Attitudes is an American television talk show on Lifetime that aired from October 6, 1986 to December 1992. Hosted originally by Linda Dano and Nancy Glass, it was taped before a live studio audience at EUE Screen Gems Studios, 222 East 44th Street in New York City. Glass was replaced by singer Dee Kelly following the show's second season, as Glass left to host the nationally syndicated primetime magazine show This Evening. The show then moved to Kaufman Astoria Studios in Queens. Dano's co-host later changed once more, with Jerry Penacoli, who is now host of Extra. The show by this time had evolved into more of a tabloid talk format. Dano, uncomfortable with the changes, left the show. Penacoli was subsequently fired from the show. Both were replaced with Dorothy Lucey and Rolonda Watts as the new co-hosts. The show's audience, unable to accept the loss of Dano as well as disliking the change in format, quickly dropped off and Attitudes was canceled soon after.

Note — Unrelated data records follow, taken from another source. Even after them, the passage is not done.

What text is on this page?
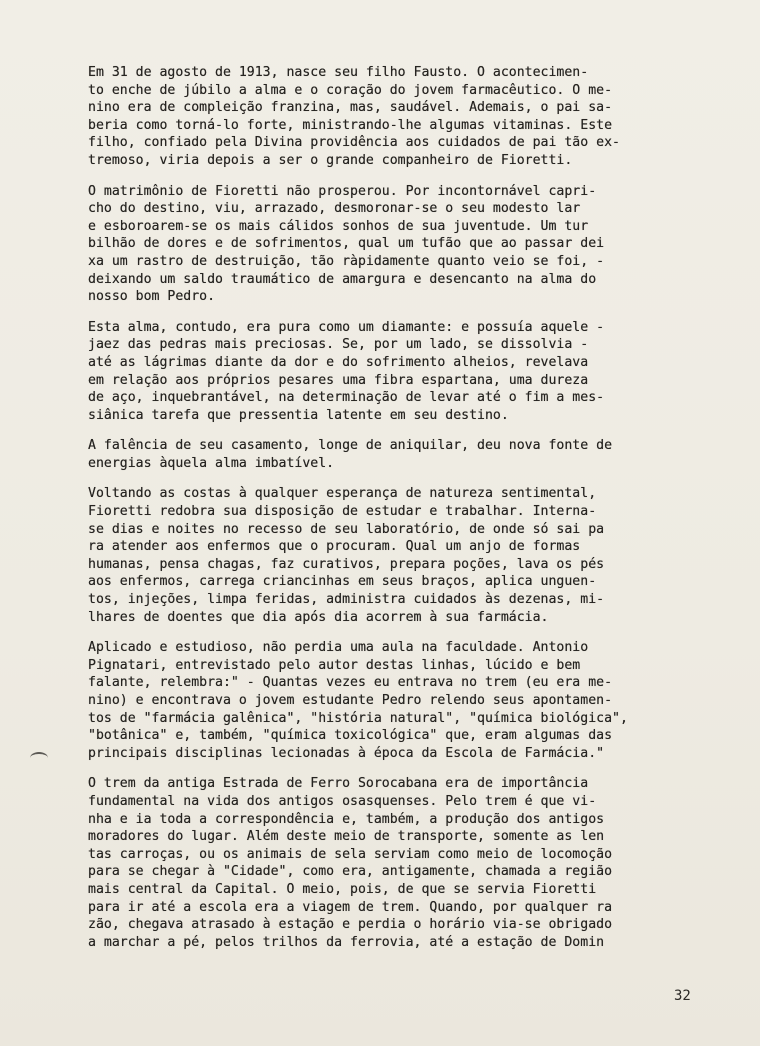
Em 31 de agosto de 1913, nasce seu filho Fausto. O acontecimen-
to enche de júbilo a alma e o coração do jovem farmacêutico. O me-
nino era de compleição franzina, mas, saudável. Ademais, o pai sa-
beria como torná-lo forte, ministrando-lhe algumas vitaminas. Este
filho, confiado pela Divina providência aos cuidados de pai tão ex-
tremoso, viria depois a ser o grande companheiro de Fioretti.
O matrimônio de Fioretti não prosperou. Por incontornável capri-
cho do destino, viu, arrazado, desmoronar-se o seu modesto lar
e esboroarem-se os mais cálidos sonhos de sua juventude. Um tur
bilhão de dores e de sofrimentos, qual um tufão que ao passar dei
xa um rastro de destruição, tão ràpidamente quanto veio se foi, -
deixando um saldo traumático de amargura e desencanto na alma do
nosso bom Pedro.
Esta alma, contudo, era pura como um diamante: e possuía aquele -
jaez das pedras mais preciosas. Se, por um lado, se dissolvia -
até as lágrimas diante da dor e do sofrimento alheios, revelava
em relação aos próprios pesares uma fibra espartana, uma dureza
de aço, inquebrantável, na determinação de levar até o fim a mes-
siânica tarefa que pressentia latente em seu destino.
A falência de seu casamento, longe de aniquilar, deu nova fonte de
energias àquela alma imbatível.
Voltando as costas à qualquer esperança de natureza sentimental,
Fioretti redobra sua disposição de estudar e trabalhar. Interna-
se dias e noites no recesso de seu laboratório, de onde só sai pa
ra atender aos enfermos que o procuram. Qual um anjo de formas
humanas, pensa chagas, faz curativos, prepara poções, lava os pés
aos enfermos, carrega criancinhas em seus braços, aplica unguen-
tos, injeções, limpa feridas, administra cuidados às dezenas, mi-
lhares de doentes que dia após dia acorrem à sua farmácia.
Aplicado e estudioso, não perdia uma aula na faculdade. Antonio
Pignatari, entrevistado pelo autor destas linhas, lúcido e bem
falante, relembra:" - Quantas vezes eu entrava no trem (eu era me-
nino) e encontrava o jovem estudante Pedro relendo seus apontamen-
tos de "farmácia galênica", "história natural", "química biológica",
"botânica" e, também, "química toxicológica" que, eram algumas das
principais disciplinas lecionadas à época da Escola de Farmácia."
O trem da antiga Estrada de Ferro Sorocabana era de importância
fundamental na vida dos antigos osasquenses. Pelo trem é que vi-
nha e ia toda a correspondência e, também, a produção dos antigos
moradores do lugar. Além deste meio de transporte, somente as len
tas carroças, ou os animais de sela serviam como meio de locomoção
para se chegar à "Cidade", como era, antigamente, chamada a região
mais central da Capital. O meio, pois, de que se servia Fioretti
para ir até a escola era a viagem de trem. Quando, por qualquer ra
zão, chegava atrasado à estação e perdia o horário via-se obrigado
a marchar a pé, pelos trilhos da ferrovia, até a estação de Domin
32
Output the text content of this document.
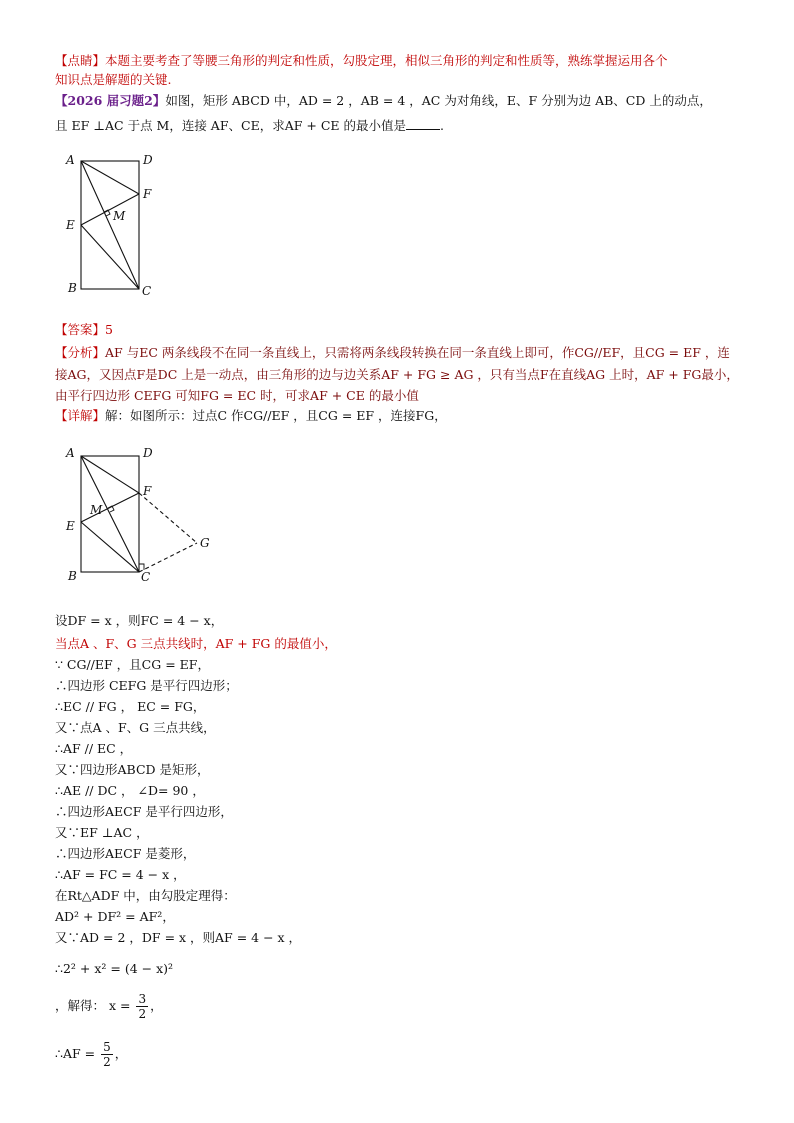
【点睛】本题主要考查了等腰三角形的判定和性质，勾股定理，相似三角形的判定和性质等，熟练掌握运用各个
知识点是解题的关键.
【2026 届习题2】如图，矩形 ABCD 中，AD = 2 ，AB = 4 ，AC 为对角线，E、F 分别为边 AB、CD 上的动点，
且 EF ⊥AC 于点 M，连接 AF、CE，求AF + CE 的最小值是	.
A	D
F
M
E
B	C
【答案】5
【分析】AF 与EC 两条线段不在同一条直线上，只需将两条线段转换在同一条直线上即可，作CG//EF，且CG = EF ，连
接AG，又因点F是DC 上是一动点，由三角形的边与边关系AF + FG ≥ AG ，只有当点F在直线AG 上时，AF + FG最小，
由平行四边形 CEFG 可知FG = EC 时，可求AF + CE 的最小值
【详解】解：如图所示：过点C 作CG//EF ，且CG = EF ，连接FG，
A	D
F
M
E
G
B	C
设DF = x ，则FC = 4 − x，
当点A 、F、G 三点共线时，AF + FG 的最值小，
∵ CG//EF ，且CG = EF，
∴四边形 CEFG 是平行四边形；
∴EC // FG ， EC = FG，
又∵点A 、F、G 三点共线，
∴AF // EC ，
又∵四边形ABCD 是矩形，
∴AE // DC ， ∠D= 90 ，
∴四边形AECF 是平行四边形，
又∵EF ⊥AC ，
∴四边形AECF 是菱形，
∴AF = FC = 4 − x ，
在Rt△ADF 中，由勾股定理得：
AD² + DF² = AF²，
又∵AD = 2 ，DF = x ，则AF = 4 − x ，
∴2² + x² = (4 − x)²
，解得： $x = \frac{3}{2}$ ，
∴AF = $\frac{5}{2}$ ，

Attitudes was the first national talk show hosted by two women and was written about during its tenure in such publications as The New York Times and Vogue and parodied on Saturday Night Live with Nora Dunn as Dano and Jan Hooks as Kelly. With its first hosts, Linda Dano and Nancy Glass, the show was nominated for a Daytime Emmy in the category of Outstanding Talk Show but lost to Sally Jessy Raphael's eponymous Sally. They were the first cable hosts to be nominated in this category.

The show featured numerous celebrity guests from the worlds of entertainment, fashion, and politics. One of the stranger episodes of the show, featuring an incredibly flexible 84-year-old woman, Barbara Moseley, was famously featured in the music video for the Coldplay song "The Hardest Part." The band was digitally inserted into the footage.